Updated: June 3, 2013, 12:01 PM ET

Tony Stewart Gets A Monster Victory

Sprint Cup: 10 things we know so far in 2013

By Terry Blount | ESPN.com

Halfway to the Chase and here are 10 things we know about the 2013 NASCAR season:

1. After a pitiful first half of the season, Tony Stewart finally made it back to Victory Lane on Sunday at Dover and is back in contention for a Chase spot.

Stewart-Haas Racing has looked lost all season, and Stewart has looked like anything but a playoff driver in the No. 14 Chevy, but his surprising victory Sunday put him inside the Chase for the moment.

He is 16th in the Sprint Cup standings, but the first driver outside the top 10 with a victory, good enough for one of the two wild-card spots if the Chase started today.

"Man, it's been such a tough year," Stewart said in the Victory Lane TV interview. "We've been down a long time, but hopefully we'll start building momentum now."

2. Jimmie Johnson is as good, or better, than ever, despite seeing a victory slip out of his hands at Dover for a rare jumping-the-restart penalty.

Johnson had the car to beat Sunday, but NASCAR said he jumped the gun on leader Juan Pablo Montoya on a late restart, costing JJ a likely third victory this season.

"I was half-throttle," Johnson said in the postrace TV interview. "At some point, I've got to go. [Montoya] wasn't even going. It's a bummer way to lose a race. We certainly had the winning car."

Johnson, who finished 17th, still has a 30-point lead in the standings.

Brad Keselowski
Robert Laberge/NASCA/Getty ImagesBrad Keselowski finished fifth Sunday at Dover, but his No. 2 Ford failed a postrace inspection.

3. Defending champ Brad Keselowski isn't as good as a year ago.

He's winless and now has to await another penalty decision from NASCAR after the No. 2 Ford failed a postrace inspection (front end too low) at Dover.

4. The new Gen-6 car is faster and way better looking than the old car, but whether it produces better racing overall remains up for debate.

Only 16 cars finished on the lead lap at Dover. At most tracks, it's still hard to make passes up front, but Stewart got it done against Montoya in an exciting finish to Sunday's race.

5. Kevin Harvick looks like the best lame-duck driver ever, and might even win the title in his final season at Richard Childress Racing.

Harvick has two victories, he finished eighth Sunday and he's fourth in the standings.

6. Kyle Busch is going to win the majority of minor league events he enters.

It's eight victories (six in Nationwide and two in Camping World Truck Series) and counting this year.

7. Kurt Busch has helped make Furniture Row Racing a threat to win in some races and a true contender for the first time.

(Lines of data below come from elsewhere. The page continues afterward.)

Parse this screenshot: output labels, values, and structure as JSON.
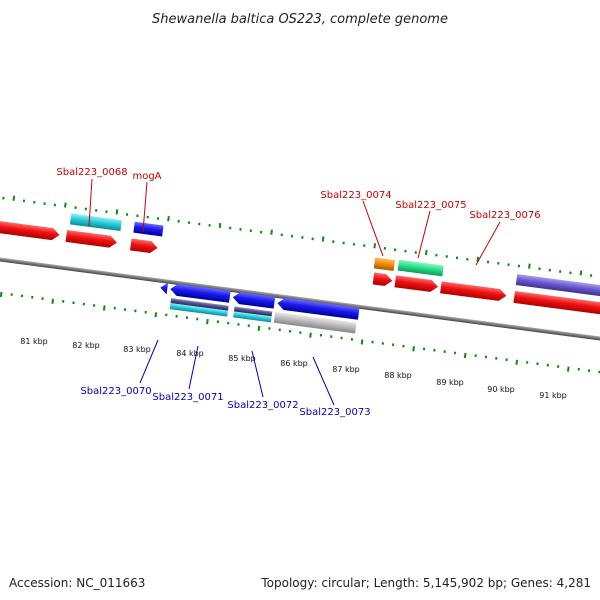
{
  "title": "Shewanella baltica OS223, complete genome",
  "footer": {
    "accession": "Accession: NC_011663",
    "summary": "Topology: circular; Length: 5,145,902 bp; Genes: 4,281"
  },
  "colors": {
    "forward_gene": "#ee1111",
    "reverse_gene": "#1a1aee",
    "cyan": "#22c8d8",
    "green": "#22dd88",
    "orange": "#ee8800",
    "purple": "#6655cc",
    "navy": "#4a4a88",
    "gray": "#b8b8b8",
    "tick": "#118811",
    "backbone": "#777777",
    "label_forward": "#cc0000",
    "label_reverse": "#0000bb"
  },
  "ticks": {
    "labels": [
      "81 kbp",
      "82 kbp",
      "83 kbp",
      "84 kbp",
      "85 kbp",
      "86 kbp",
      "87 kbp",
      "88 kbp",
      "89 kbp",
      "90 kbp",
      "91 kbp"
    ]
  },
  "gene_labels": {
    "top": [
      "Sbal223_0068",
      "mogA",
      "Sbal223_0074",
      "Sbal223_0075",
      "Sbal223_0076"
    ],
    "bottom": [
      "Sbal223_0070",
      "Sbal223_0071",
      "Sbal223_0072",
      "Sbal223_0073"
    ]
  }
}
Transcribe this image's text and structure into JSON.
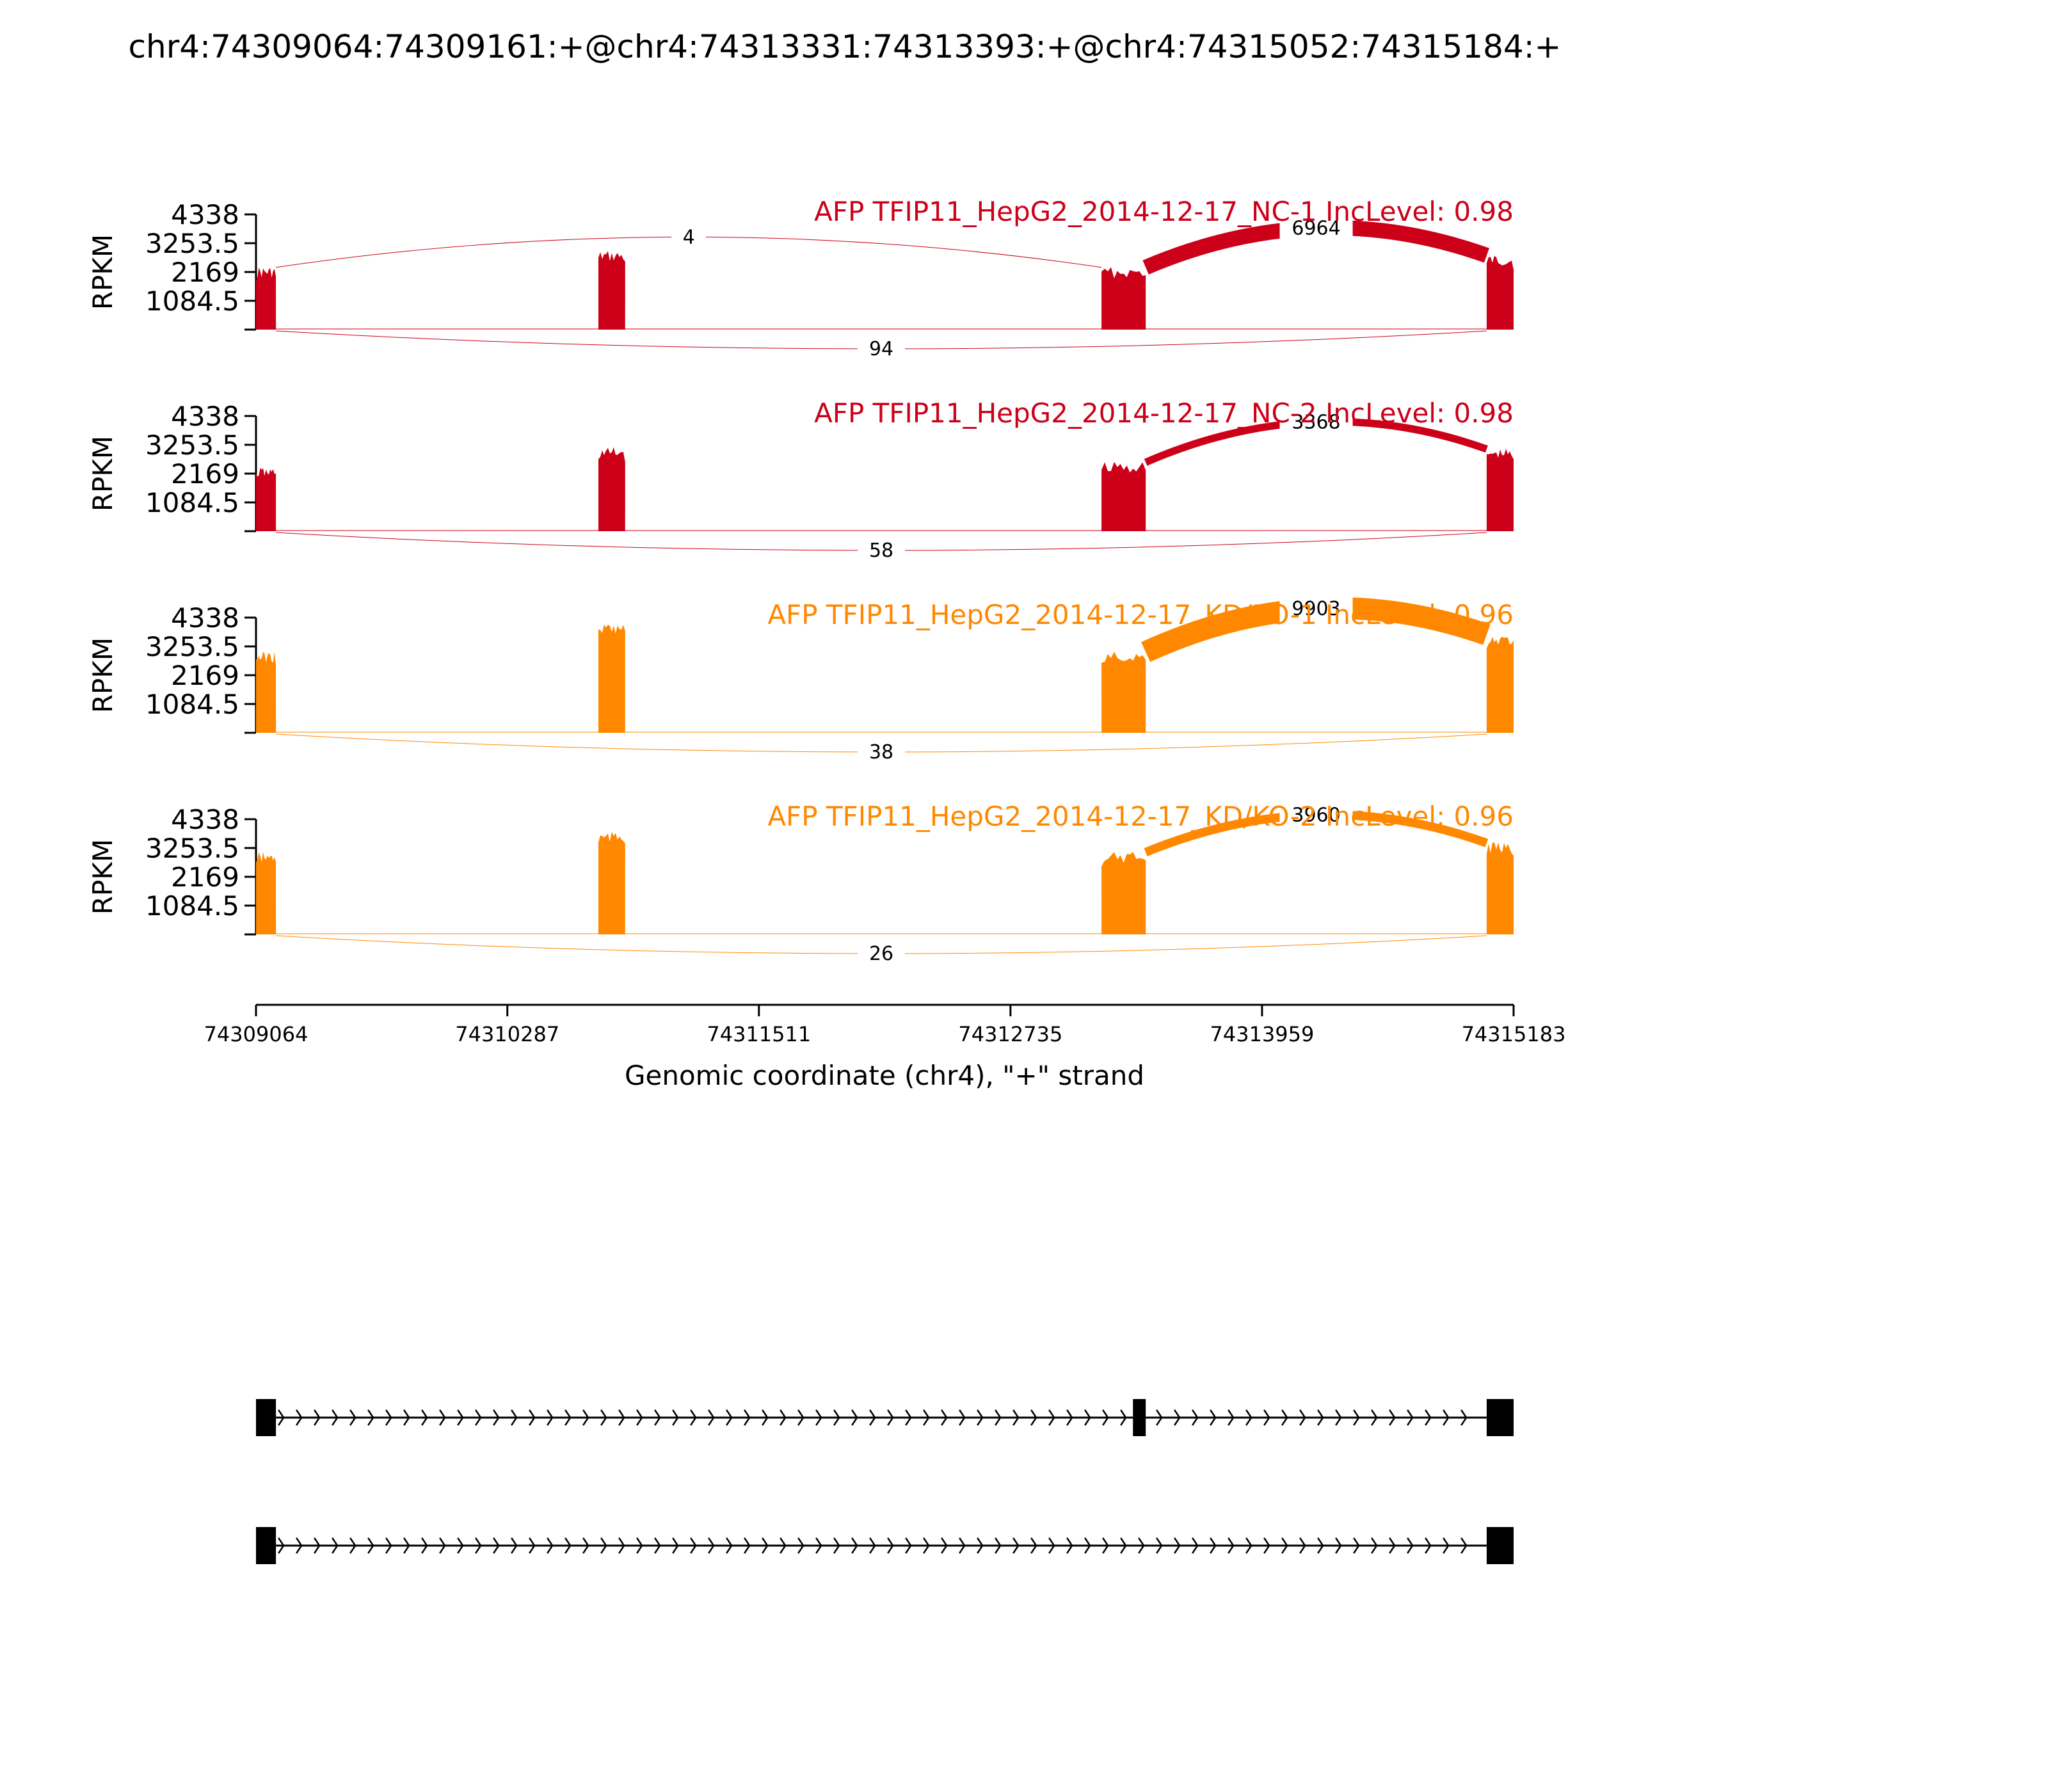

Busch has led laps in each of the past five races. He has three top-5 finishes and ranks 17th in the standings, only 34 points behind 10th-place Paul Menard. At this point one year ago, the No. 78 Chevy was 25th with no top-10s when Regan Smith was the driver.

8. Danica Patrick has not been very good most of her rookie season, but every now and then, she surprises us.

She finished 24th at Dover, better than it sounds since she was four laps down, and she ranks 29th in the standings. But she did finish eighth in the Daytona 500 and a surprising 12th at Martinsville.

9. Matt Kenseth's move to Joe Gibbs Racing looks like the best decision of his career -- if the Toyota engines hold up, and that's a pretty big if.

He already has three victories this year and had a car capable of winning Sunday before the engine blew, his second engine failure of the year.

Toyota now has 17 engine failures this season compared to four for Ford and only two for Chevrolet. Something has to change, or the Toyota drivers are doomed.

10. NASCAR has its most talented crop of young drivers in many years, with future star Kyle Larson, 20, leading the way.

Larson is a once-in-a-generation type of talent who will become a star in Cup. But others are coming, including Jeb Burton (20) and skilled teenagers like Chase Elliott, Ryan Blaney and Darrell Wallace Jr.